Well, the wheel was taken and I did it. I was able to ride my friend Leigh-Ann’s horse Cooper for my lease ride last night. It honestly, was fine. I was fine, he was fine. I wasn’t nervous to ride him at all. I was actually really relaxed (surprise, surprise).
UNTIL.. This adorable little thoroughbred (WHO SHALL REMAIN NAMELESS, hehe) decided to spook at basically life. Which then caused Cooper to spook and me to be like OH SHIT! But you know what, I WAS FINE. Despite him acting different than minutes previously before, everything was still fine. I kept my leg on and sat up (OMG, something I learned and I was able to focus on it, in that moment of time!).
But, then I took that dang wheel back.
I was nervous. I was trying to breathe and just focus on what was going on underneath me and focus his attention elsewhere. Other than the fact it wasn’t his Mom doing the riding.
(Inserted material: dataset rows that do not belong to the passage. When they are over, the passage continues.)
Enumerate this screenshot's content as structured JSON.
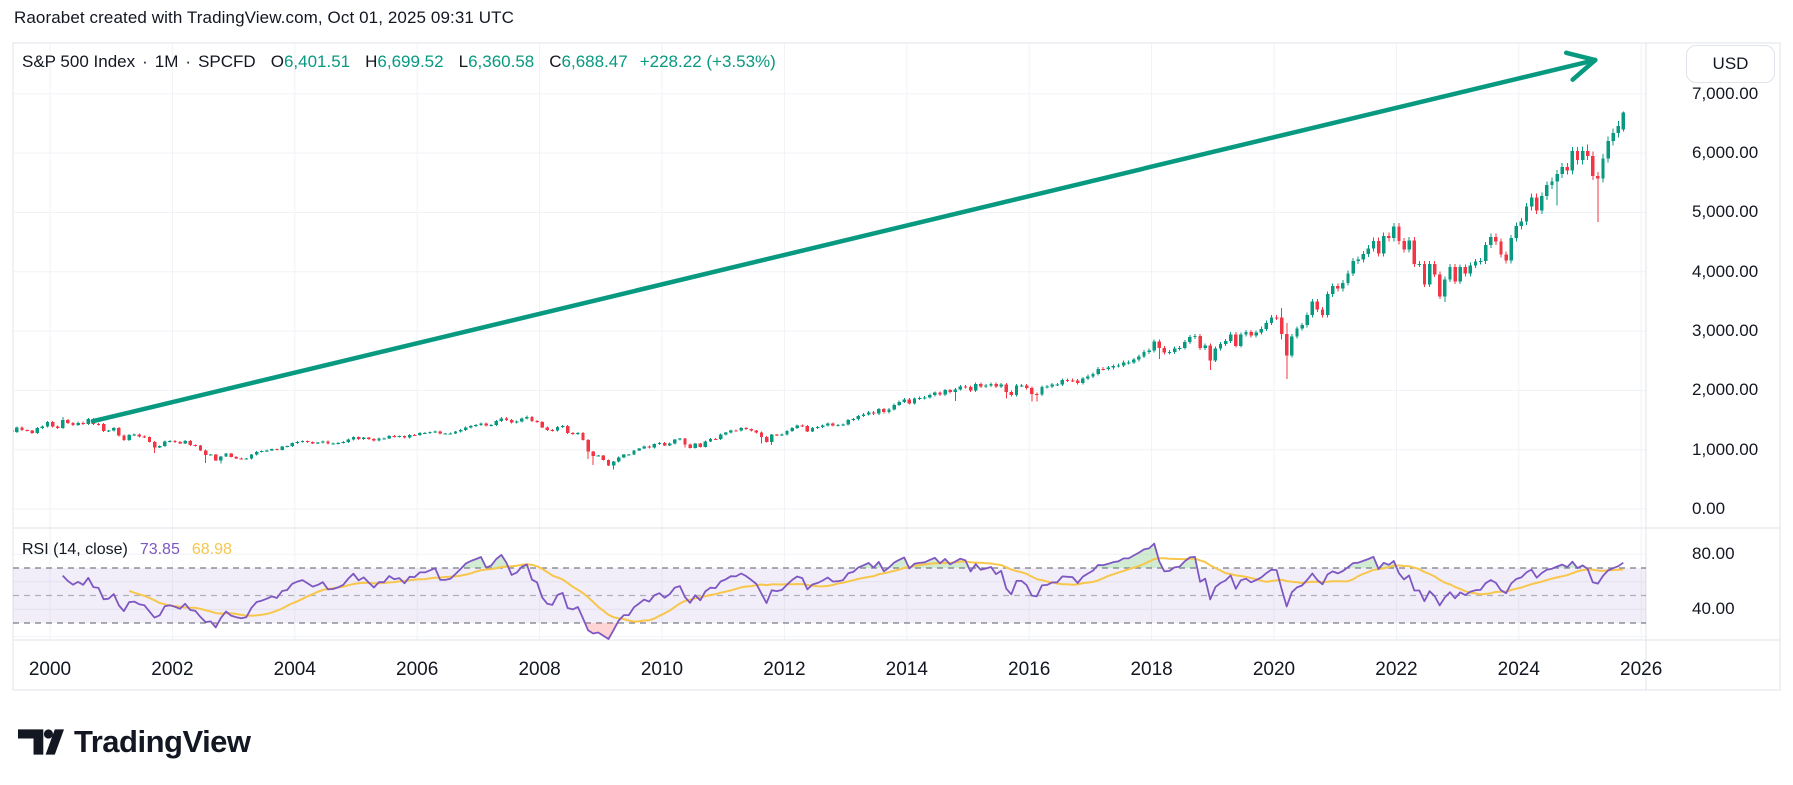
{
  "header": {
    "title": "Raorabet created with TradingView.com, Oct 01, 2025 09:31 UTC"
  },
  "legend": {
    "symbol": "S&P 500 Index",
    "sep": "·",
    "interval": "1M",
    "exchange": "SPCFD",
    "o_label": "O",
    "o": "6,401.51",
    "h_label": "H",
    "h": "6,699.52",
    "l_label": "L",
    "l": "6,360.58",
    "c_label": "C",
    "c": "6,688.47",
    "change": "+228.22 (+3.53%)"
  },
  "rsi_legend": {
    "title": "RSI (14, close)",
    "value": "73.85",
    "ma_value": "68.98"
  },
  "axis": {
    "currency": "USD",
    "price_ticks": [
      {
        "value": 7000,
        "label": "7,000.00"
      },
      {
        "value": 6000,
        "label": "6,000.00"
      },
      {
        "value": 5000,
        "label": "5,000.00"
      },
      {
        "value": 4000,
        "label": "4,000.00"
      },
      {
        "value": 3000,
        "label": "3,000.00"
      },
      {
        "value": 2000,
        "label": "2,000.00"
      },
      {
        "value": 1000,
        "label": "1,000.00"
      },
      {
        "value": 0,
        "label": "0.00"
      }
    ],
    "rsi_ticks": [
      {
        "value": 80,
        "label": "80.00"
      },
      {
        "value": 40,
        "label": "40.00"
      }
    ],
    "time_ticks": [
      {
        "year": 2000,
        "label": "2000"
      },
      {
        "year": 2002,
        "label": "2002"
      },
      {
        "year": 2004,
        "label": "2004"
      },
      {
        "year": 2006,
        "label": "2006"
      },
      {
        "year": 2008,
        "label": "2008"
      },
      {
        "year": 2010,
        "label": "2010"
      },
      {
        "year": 2012,
        "label": "2012"
      },
      {
        "year": 2014,
        "label": "2014"
      },
      {
        "year": 2016,
        "label": "2016"
      },
      {
        "year": 2018,
        "label": "2018"
      },
      {
        "year": 2020,
        "label": "2020"
      },
      {
        "year": 2022,
        "label": "2022"
      },
      {
        "year": 2024,
        "label": "2024"
      },
      {
        "year": 2026,
        "label": "2026"
      }
    ]
  },
  "footer": {
    "brand": "TradingView"
  },
  "colors": {
    "up": "#089981",
    "down": "#f23645",
    "arrow": "#089981",
    "rsi": "#7e57c2",
    "rsi_ma": "#f7c64b",
    "band_fill": "rgba(126,87,194,0.10)",
    "overbought_fill": "rgba(76,175,80,0.25)",
    "oversold_fill": "rgba(255,82,82,0.25)",
    "dashed_level": "#787b86",
    "grid": "#f0f2f6",
    "border": "#e0e3eb",
    "text": "#131722",
    "legend_value_green": "#089981"
  },
  "chart_data": [
    {
      "type": "candlestick",
      "title": "S&P 500 Index · 1M · SPCFD",
      "ylabel": "USD",
      "ylim": [
        -320,
        8110
      ],
      "xlim_years": [
        1998.95,
        2026.45
      ],
      "grid": true,
      "last_bar": {
        "open": 6401.51,
        "high": 6699.52,
        "low": 6360.58,
        "close": 6688.47,
        "change": "+228.22 (+3.53%)"
      },
      "start_month": "1999-01",
      "default_wick_percent": 1.2,
      "monthly_closes": {
        "1999": [
          1279,
          1238,
          1286,
          1335,
          1301,
          1372,
          1328,
          1320,
          1282,
          1362,
          1388,
          1469
        ],
        "2000": [
          1394,
          1366,
          1498,
          1452,
          1420,
          1454,
          1430,
          1517,
          1436,
          1429,
          1314,
          1320
        ],
        "2001": [
          1366,
          1239,
          1160,
          1249,
          1255,
          1224,
          1211,
          1133,
          1040,
          1059,
          1139,
          1148
        ],
        "2002": [
          1130,
          1106,
          1147,
          1076,
          1067,
          989,
          911,
          916,
          815,
          885,
          936,
          879
        ],
        "2003": [
          855,
          841,
          848,
          916,
          963,
          974,
          990,
          1008,
          995,
          1050,
          1058,
          1111
        ],
        "2004": [
          1131,
          1144,
          1126,
          1107,
          1120,
          1140,
          1101,
          1104,
          1114,
          1130,
          1173,
          1211
        ],
        "2005": [
          1181,
          1203,
          1180,
          1156,
          1191,
          1191,
          1234,
          1220,
          1228,
          1207,
          1249,
          1248
        ],
        "2006": [
          1280,
          1280,
          1294,
          1310,
          1270,
          1270,
          1276,
          1303,
          1335,
          1377,
          1400,
          1418
        ],
        "2007": [
          1438,
          1406,
          1420,
          1482,
          1530,
          1503,
          1455,
          1473,
          1526,
          1549,
          1481,
          1468
        ],
        "2008": [
          1378,
          1330,
          1322,
          1385,
          1400,
          1280,
          1267,
          1282,
          1166,
          968,
          896,
          903
        ],
        "2009": [
          825,
          735,
          797,
          872,
          919,
          919,
          987,
          1020,
          1057,
          1036,
          1095,
          1115
        ],
        "2010": [
          1073,
          1104,
          1169,
          1186,
          1089,
          1030,
          1101,
          1049,
          1141,
          1183,
          1180,
          1257
        ],
        "2011": [
          1286,
          1327,
          1325,
          1363,
          1345,
          1320,
          1292,
          1218,
          1131,
          1253,
          1246,
          1257
        ],
        "2012": [
          1312,
          1365,
          1408,
          1397,
          1310,
          1362,
          1379,
          1406,
          1440,
          1412,
          1416,
          1426
        ],
        "2013": [
          1498,
          1514,
          1569,
          1597,
          1630,
          1606,
          1685,
          1632,
          1681,
          1756,
          1805,
          1848
        ],
        "2014": [
          1782,
          1859,
          1872,
          1883,
          1923,
          1960,
          1930,
          2003,
          1972,
          2018,
          2067,
          2058
        ],
        "2015": [
          1994,
          2104,
          2067,
          2085,
          2107,
          2063,
          2103,
          1972,
          1920,
          2079,
          2080,
          2043
        ],
        "2016": [
          1940,
          1932,
          2059,
          2065,
          2096,
          2098,
          2173,
          2170,
          2168,
          2126,
          2198,
          2238
        ],
        "2017": [
          2278,
          2363,
          2362,
          2384,
          2411,
          2423,
          2470,
          2471,
          2519,
          2575,
          2647,
          2673
        ],
        "2018": [
          2823,
          2713,
          2640,
          2648,
          2705,
          2718,
          2816,
          2901,
          2913,
          2711,
          2760,
          2506
        ],
        "2019": [
          2704,
          2784,
          2834,
          2945,
          2752,
          2941,
          2980,
          2926,
          2976,
          3037,
          3140,
          3230
        ],
        "2020": [
          3225,
          2954,
          2584,
          2912,
          3044,
          3100,
          3271,
          3500,
          3363,
          3269,
          3621,
          3756
        ],
        "2021": [
          3714,
          3811,
          3972,
          4181,
          4204,
          4297,
          4395,
          4522,
          4307,
          4605,
          4567,
          4766
        ],
        "2022": [
          4515,
          4373,
          4530,
          4131,
          4132,
          3785,
          4130,
          3955,
          3585,
          3871,
          4080,
          3839
        ],
        "2023": [
          4076,
          3970,
          4109,
          4169,
          4179,
          4450,
          4588,
          4507,
          4288,
          4193,
          4567,
          4769
        ],
        "2024": [
          4845,
          5096,
          5254,
          5035,
          5277,
          5460,
          5522,
          5648,
          5762,
          5705,
          6032,
          5881
        ],
        "2025": [
          6040,
          5954,
          5611,
          5569,
          5911,
          6204,
          6339,
          6460,
          6688.47
        ]
      },
      "wick_overrides": {
        "2000-03": {
          "high": 1553
        },
        "2001-09": {
          "low": 944
        },
        "2002-07": {
          "low": 776
        },
        "2002-10": {
          "low": 769
        },
        "2007-10": {
          "high": 1576
        },
        "2008-10": {
          "low": 840
        },
        "2008-11": {
          "low": 741
        },
        "2009-03": {
          "low": 667
        },
        "2010-05": {
          "low": 1041
        },
        "2011-08": {
          "low": 1102
        },
        "2011-10": {
          "low": 1075
        },
        "2014-10": {
          "low": 1821
        },
        "2015-08": {
          "low": 1867
        },
        "2016-01": {
          "low": 1812
        },
        "2016-02": {
          "low": 1810
        },
        "2018-02": {
          "low": 2533
        },
        "2018-12": {
          "low": 2347
        },
        "2020-02": {
          "high": 3393,
          "low": 2856
        },
        "2020-03": {
          "high": 3137,
          "low": 2192
        },
        "2022-01": {
          "high": 4818
        },
        "2022-10": {
          "low": 3492
        },
        "2024-08": {
          "low": 5119
        },
        "2025-02": {
          "high": 6147
        },
        "2025-04": {
          "low": 4835
        },
        "2025-09": {
          "open": 6401.51,
          "high": 6699.52,
          "low": 6360.58,
          "close": 6688.47
        }
      },
      "trend_arrow": {
        "from_year": 2000.7,
        "from_price": 1480,
        "to_year": 2025.25,
        "to_price": 7570
      }
    },
    {
      "type": "line",
      "title": "RSI (14, close)",
      "series": [
        {
          "name": "RSI",
          "period": 14,
          "source": "close",
          "current": 73.85,
          "color": "#7e57c2"
        },
        {
          "name": "RSI-based MA",
          "period": 14,
          "current": 68.98,
          "color": "#f7c64b"
        }
      ],
      "levels": {
        "overbought": 70,
        "middle": 50,
        "oversold": 30
      },
      "ylim": [
        17.6,
        99.1
      ],
      "y_ticks": [
        80,
        40
      ],
      "band": [
        30,
        70
      ],
      "legend_position": "top-left"
    }
  ]
}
It then hit me, my nervousness was affecting this horse. He was totally feeding off my body language. Everything my coaches have been drilling in my head this whole time, came through like the biggest beam of light ever. I need to own it. I need to think and ride like I have all the confidence in the world.
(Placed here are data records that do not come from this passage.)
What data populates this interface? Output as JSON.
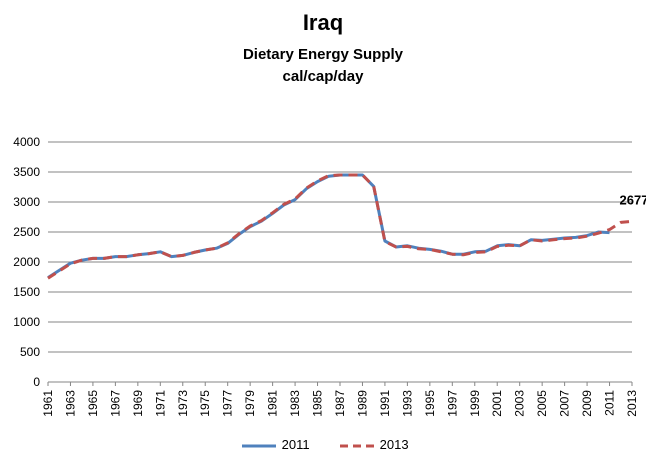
{
  "chart_data": {
    "type": "line",
    "title": "Iraq",
    "subtitle": [
      "Dietary Energy Supply",
      "cal/cap/day"
    ],
    "xlabel": "",
    "ylabel": "",
    "ylim": [
      0,
      4000
    ],
    "yticks": [
      0,
      500,
      1000,
      1500,
      2000,
      2500,
      3000,
      3500,
      4000
    ],
    "xticks": [
      "1961",
      "1963",
      "1965",
      "1967",
      "1969",
      "1971",
      "1973",
      "1975",
      "1977",
      "1979",
      "1981",
      "1983",
      "1985",
      "1987",
      "1989",
      "1991",
      "1993",
      "1995",
      "1997",
      "1999",
      "2001",
      "2003",
      "2005",
      "2007",
      "2009",
      "2011",
      "2013"
    ],
    "grid": true,
    "legend_position": "bottom",
    "series": [
      {
        "name": "2011",
        "color": "#4F81BD",
        "style": "solid",
        "x": [
          1961,
          1962,
          1963,
          1964,
          1965,
          1966,
          1967,
          1968,
          1969,
          1970,
          1971,
          1972,
          1973,
          1974,
          1975,
          1976,
          1977,
          1978,
          1979,
          1980,
          1981,
          1982,
          1983,
          1984,
          1985,
          1986,
          1987,
          1988,
          1989,
          1990,
          1991,
          1992,
          1993,
          1994,
          1995,
          1996,
          1997,
          1998,
          1999,
          2000,
          2001,
          2002,
          2003,
          2004,
          2005,
          2006,
          2007,
          2008,
          2009,
          2010,
          2011
        ],
        "values": [
          1740,
          1860,
          1980,
          2030,
          2060,
          2060,
          2090,
          2090,
          2120,
          2140,
          2170,
          2090,
          2110,
          2160,
          2200,
          2230,
          2310,
          2460,
          2590,
          2680,
          2810,
          2950,
          3040,
          3220,
          3340,
          3430,
          3450,
          3450,
          3450,
          3260,
          2350,
          2250,
          2270,
          2230,
          2210,
          2180,
          2130,
          2130,
          2170,
          2180,
          2270,
          2290,
          2270,
          2370,
          2360,
          2380,
          2400,
          2410,
          2440,
          2500,
          2490
        ]
      },
      {
        "name": "2013",
        "color": "#C0504D",
        "style": "dashed",
        "x": [
          1961,
          1962,
          1963,
          1964,
          1965,
          1966,
          1967,
          1968,
          1969,
          1970,
          1971,
          1972,
          1973,
          1974,
          1975,
          1976,
          1977,
          1978,
          1979,
          1980,
          1981,
          1982,
          1983,
          1984,
          1985,
          1986,
          1987,
          1988,
          1989,
          1990,
          1991,
          1992,
          1993,
          1994,
          1995,
          1996,
          1997,
          1998,
          1999,
          2000,
          2001,
          2002,
          2003,
          2004,
          2005,
          2006,
          2007,
          2008,
          2009,
          2010,
          2011,
          2012,
          2013
        ],
        "values": [
          1730,
          1850,
          1970,
          2030,
          2060,
          2060,
          2090,
          2090,
          2120,
          2140,
          2170,
          2090,
          2110,
          2160,
          2200,
          2230,
          2320,
          2470,
          2600,
          2690,
          2820,
          2960,
          3050,
          3230,
          3350,
          3440,
          3450,
          3450,
          3450,
          3260,
          2340,
          2250,
          2260,
          2220,
          2210,
          2170,
          2130,
          2120,
          2160,
          2170,
          2260,
          2280,
          2270,
          2370,
          2350,
          2370,
          2390,
          2400,
          2430,
          2480,
          2540,
          2660,
          2677
        ]
      }
    ],
    "annotations": [
      {
        "text": "2677",
        "x": 2013,
        "y": 2677
      }
    ]
  }
}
I CAN DO THIS. I AM A BAD ASS!
I then realized two things: I can get off if I want too, and then feel even more stupid than I did on Monday for giving into my nerves or, I can continue on. Because honestly, nothing THAT bad was happening (like at all – hellooo mental games) that I needed to get off and call it a night.
So, I went with option 2. I continued on. I just worked on breathing, pushing him forward. He really is a sweet horse, and just so responsive to my body language that it took me by surprise. It was such a good experience to ride another horse. While Huntec is healing I know that I will have to face many new (and old) fears of riding and jumping different horses.
When it is all said and done, I can say once again “I did it” and someone better supply the wine (Jacob’s Creek Moscato is my favorite.. HINT).
So, lets shake off those nerves. And say a little pray for me for my Monday lesson. Because we all know my coach is going to make me jump a stick.